From a stipulation set forth in the bill of exceptions it is seen that “all the debts of the [testator] were paid within a few months after his death,” and thus that the time for assent to legacies was at hand, there being no provision 'in the will for a continuation of the business of the testator, or for the performance of any other duty by the executrix except to pay debts and pass the remaining property to the persons entitled. It further appears that, beginning in 1891, dividends were paid by the bank to “the executrix.” So, the bank promptly acquired knowledge that the stockholder was dead and that his estate was in the hands of a legal representative; and from that time on it was necessary that the bank should examine the authority of such representative.

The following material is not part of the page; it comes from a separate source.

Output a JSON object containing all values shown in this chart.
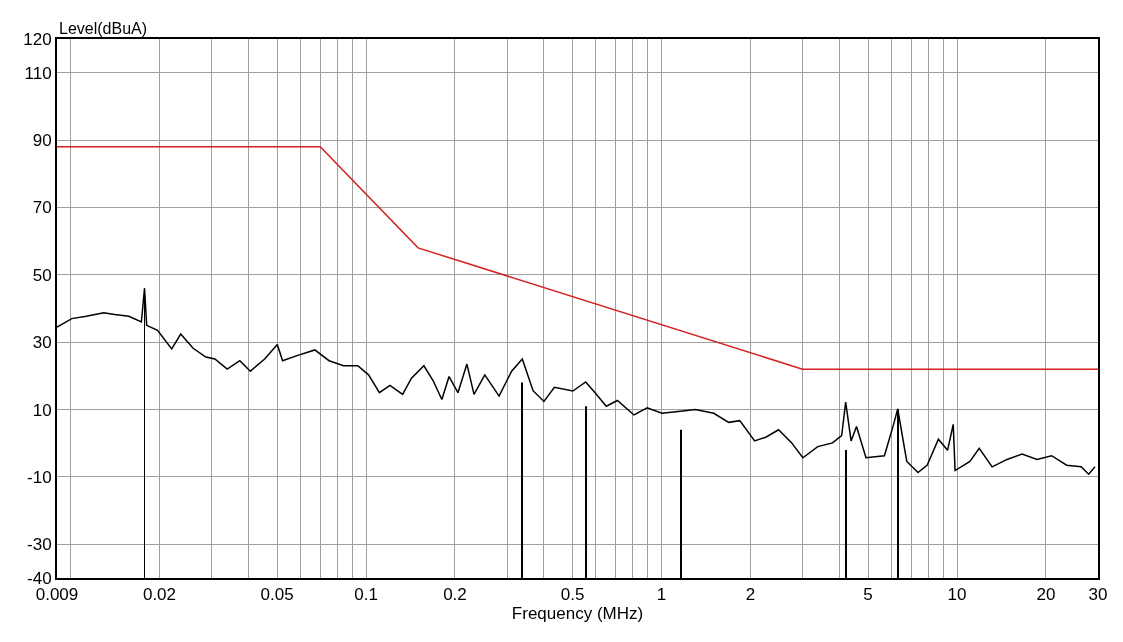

Until the children became of age the income from the property was collected by the executrix and used for the common support of herself and family and for the education of the minor legatees. As the children became of age she paid to them various amounts from the estate, which they used as they saw fit. The youngest child reached majority in 1913, and in 1920 the widow of one of one of the children was paid the sum of $10,000 in full settlement of the share of her husband, and sums were paid to the various legatees in a manner to equalize the same.

The facts as thus stated are left to speak for themselves. There is no suggestion that the executrix did not assent to the legacies at the proper time, so that the title to this stock became the property of the legatees soon after the death of the testator.

Upon the whole case we are of the opinion that the estate was not liable for the stock assessment, and therefore that the court erred in rendering judgment in favor of the superintendent and against the executrix.

This is not to hold that there is not a liability against some person or persons for the assessment sought to be enforced. If the proceeding had been brought against the legatees, a very different question would have been presented.

'Judgment reversed.

Jenlcins, P. J., and Stephens, J., concur.